Using Rotary Dryers to Preheat Materials for Your Kiln – Part 2

Welcome back to the second half of our series on utilizing rotary dryers as pre-heaters within your industrial kiln setup.  In the previous article, we covered the benefits of pre-heating, as well as why industrial dryers are well-suited for this role. In this second part, we’ll look into the specifics of preheating dryer designs and how they could affect the outcome.

Choices In Rotary Dryer Design When Being Used for Pre-Heating

1 – Direct vs Indirect Heating

As with kilns, rotary driers can potentially be heated either through direct or indirect heat. Direct-heated driers include the heat source within the drum, while indirect models place the heat source outside the drum.

In most situations, direct heating is the best option here.

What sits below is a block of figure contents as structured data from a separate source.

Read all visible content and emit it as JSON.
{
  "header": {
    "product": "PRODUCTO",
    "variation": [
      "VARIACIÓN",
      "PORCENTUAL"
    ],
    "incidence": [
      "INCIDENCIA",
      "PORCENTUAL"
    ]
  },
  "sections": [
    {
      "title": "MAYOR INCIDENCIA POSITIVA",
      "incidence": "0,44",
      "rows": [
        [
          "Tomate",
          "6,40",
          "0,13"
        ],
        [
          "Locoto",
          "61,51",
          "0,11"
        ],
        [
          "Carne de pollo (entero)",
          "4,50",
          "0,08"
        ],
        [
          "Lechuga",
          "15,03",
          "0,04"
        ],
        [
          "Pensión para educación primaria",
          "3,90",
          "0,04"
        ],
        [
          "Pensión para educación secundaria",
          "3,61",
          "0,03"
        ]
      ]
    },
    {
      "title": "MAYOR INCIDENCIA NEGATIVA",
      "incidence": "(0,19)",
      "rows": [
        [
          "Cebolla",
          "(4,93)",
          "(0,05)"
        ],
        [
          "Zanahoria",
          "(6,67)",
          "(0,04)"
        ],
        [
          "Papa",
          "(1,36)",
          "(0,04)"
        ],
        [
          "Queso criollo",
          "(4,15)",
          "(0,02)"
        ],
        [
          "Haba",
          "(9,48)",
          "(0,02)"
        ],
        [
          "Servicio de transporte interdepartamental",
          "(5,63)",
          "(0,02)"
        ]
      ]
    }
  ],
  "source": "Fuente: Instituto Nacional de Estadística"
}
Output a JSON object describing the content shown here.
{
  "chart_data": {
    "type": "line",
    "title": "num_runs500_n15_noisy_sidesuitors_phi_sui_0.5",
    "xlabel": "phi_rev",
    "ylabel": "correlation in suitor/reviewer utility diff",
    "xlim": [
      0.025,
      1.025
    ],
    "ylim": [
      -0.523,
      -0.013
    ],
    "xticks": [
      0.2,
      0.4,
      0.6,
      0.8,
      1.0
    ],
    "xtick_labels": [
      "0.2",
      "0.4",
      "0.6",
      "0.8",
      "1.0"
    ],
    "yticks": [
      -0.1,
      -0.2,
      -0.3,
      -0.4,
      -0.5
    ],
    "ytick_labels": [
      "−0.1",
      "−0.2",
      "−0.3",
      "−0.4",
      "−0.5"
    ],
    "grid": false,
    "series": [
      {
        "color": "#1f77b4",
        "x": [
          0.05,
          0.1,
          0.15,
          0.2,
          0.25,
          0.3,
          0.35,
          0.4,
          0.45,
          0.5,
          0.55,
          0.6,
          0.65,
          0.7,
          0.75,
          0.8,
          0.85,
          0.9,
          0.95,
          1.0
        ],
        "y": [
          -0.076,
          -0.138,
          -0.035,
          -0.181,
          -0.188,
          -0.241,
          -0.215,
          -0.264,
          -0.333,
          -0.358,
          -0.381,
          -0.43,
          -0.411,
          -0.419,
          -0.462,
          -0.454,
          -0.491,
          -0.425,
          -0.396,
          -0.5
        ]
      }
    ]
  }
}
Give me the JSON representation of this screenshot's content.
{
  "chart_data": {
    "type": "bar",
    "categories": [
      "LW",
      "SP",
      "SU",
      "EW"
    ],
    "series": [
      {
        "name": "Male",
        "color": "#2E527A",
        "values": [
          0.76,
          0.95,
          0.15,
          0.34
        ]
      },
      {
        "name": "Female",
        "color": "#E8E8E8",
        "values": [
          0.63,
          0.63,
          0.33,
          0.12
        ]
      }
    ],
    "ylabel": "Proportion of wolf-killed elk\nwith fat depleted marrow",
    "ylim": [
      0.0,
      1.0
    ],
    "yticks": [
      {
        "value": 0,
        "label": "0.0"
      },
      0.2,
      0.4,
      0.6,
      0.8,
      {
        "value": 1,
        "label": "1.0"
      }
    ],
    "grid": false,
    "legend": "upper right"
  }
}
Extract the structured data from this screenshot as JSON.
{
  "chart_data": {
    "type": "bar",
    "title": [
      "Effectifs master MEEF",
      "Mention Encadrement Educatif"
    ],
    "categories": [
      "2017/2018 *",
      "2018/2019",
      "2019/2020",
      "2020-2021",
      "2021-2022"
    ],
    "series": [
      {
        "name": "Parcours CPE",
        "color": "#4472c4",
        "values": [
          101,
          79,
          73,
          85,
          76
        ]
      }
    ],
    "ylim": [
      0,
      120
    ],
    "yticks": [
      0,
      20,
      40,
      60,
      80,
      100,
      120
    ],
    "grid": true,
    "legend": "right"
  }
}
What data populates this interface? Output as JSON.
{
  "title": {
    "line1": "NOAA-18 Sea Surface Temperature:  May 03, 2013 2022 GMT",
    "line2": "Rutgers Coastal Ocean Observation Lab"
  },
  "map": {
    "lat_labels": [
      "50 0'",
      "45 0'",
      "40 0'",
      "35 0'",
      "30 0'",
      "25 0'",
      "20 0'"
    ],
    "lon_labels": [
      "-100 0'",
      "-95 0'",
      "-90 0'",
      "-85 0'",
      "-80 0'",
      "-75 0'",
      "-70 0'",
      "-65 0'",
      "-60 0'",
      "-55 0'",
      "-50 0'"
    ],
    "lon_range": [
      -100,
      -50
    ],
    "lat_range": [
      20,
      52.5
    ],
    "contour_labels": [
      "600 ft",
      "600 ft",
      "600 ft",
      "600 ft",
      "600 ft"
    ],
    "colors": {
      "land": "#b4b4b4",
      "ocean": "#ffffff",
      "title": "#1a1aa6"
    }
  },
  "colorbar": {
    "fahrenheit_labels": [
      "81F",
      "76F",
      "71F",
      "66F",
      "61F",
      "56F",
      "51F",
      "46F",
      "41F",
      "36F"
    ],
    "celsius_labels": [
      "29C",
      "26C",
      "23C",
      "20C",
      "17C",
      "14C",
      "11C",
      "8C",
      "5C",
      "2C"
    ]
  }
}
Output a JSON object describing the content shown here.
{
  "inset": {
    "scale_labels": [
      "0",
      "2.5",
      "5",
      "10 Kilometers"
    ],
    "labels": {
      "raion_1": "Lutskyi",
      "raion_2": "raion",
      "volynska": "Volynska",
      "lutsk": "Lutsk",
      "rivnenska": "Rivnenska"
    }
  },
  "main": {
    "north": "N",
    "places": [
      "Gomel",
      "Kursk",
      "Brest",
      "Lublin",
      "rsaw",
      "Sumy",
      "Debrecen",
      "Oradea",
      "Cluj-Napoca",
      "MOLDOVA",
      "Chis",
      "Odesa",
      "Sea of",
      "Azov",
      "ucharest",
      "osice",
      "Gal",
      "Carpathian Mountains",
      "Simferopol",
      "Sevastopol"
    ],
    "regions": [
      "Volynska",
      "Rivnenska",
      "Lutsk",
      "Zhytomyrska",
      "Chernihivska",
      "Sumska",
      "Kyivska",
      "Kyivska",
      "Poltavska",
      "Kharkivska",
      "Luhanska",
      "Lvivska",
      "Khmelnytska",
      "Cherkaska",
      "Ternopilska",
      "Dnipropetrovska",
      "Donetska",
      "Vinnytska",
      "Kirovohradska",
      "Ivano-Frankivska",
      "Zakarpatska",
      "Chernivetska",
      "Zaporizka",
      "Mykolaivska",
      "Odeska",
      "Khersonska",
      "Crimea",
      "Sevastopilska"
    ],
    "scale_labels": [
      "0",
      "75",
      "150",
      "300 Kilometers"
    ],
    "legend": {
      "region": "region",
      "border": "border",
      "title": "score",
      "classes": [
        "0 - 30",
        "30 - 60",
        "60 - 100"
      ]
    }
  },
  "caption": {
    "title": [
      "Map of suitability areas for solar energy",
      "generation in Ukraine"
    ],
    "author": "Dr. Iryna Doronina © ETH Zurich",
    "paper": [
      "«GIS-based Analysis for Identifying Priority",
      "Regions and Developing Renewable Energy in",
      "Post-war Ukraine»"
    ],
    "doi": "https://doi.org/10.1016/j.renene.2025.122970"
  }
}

Since dryers run at much lower temperatures than industrial kilns, there’s less chance of the heat source damaging materials within.  Meanwhile, these offer much more efficient heat transfer and reduce fuel use, which is one of the main benefits of using a dryer for pre-heating.

However, if the materials or feedstock cannot come into contact with combustion gasses, indirect heating is still an option. You could also incorporate a combustion chamber to isolate the heat source within a direct-heating system.

2 – Co-Current vs Counter-Current Air Flow

Again, as with kilns, rotary dryers can be configured for co-current airflow, where the heat moves along with the materials, or counter-current where it blows against the material movement.

Generally, counter-current is the better option here.  This arrangement guarantees that the hottest point in the dryer is immediately before the materials exit into the kiln, so they enter the kiln at maximum possible heat. This reduces thermal shock. Otherwise, the material could potentially cool significantly as they transfer from the pre-heater and into the kiln drum.

Note: when utilizing a rotary dryer for pre-heating, it typically requires a lower air volume than for drying operations. This offers another opportunity for cost savings.

3 – Flights

Rotary dryers utilize a flight as a material lifter for moving it through the drum. Flights are typically customized to the needs of the user, to best transport the materials being heated. You should consult with your supplier on the best flight design to properly move your feedstock while exposing it to maximum amounts of airflow.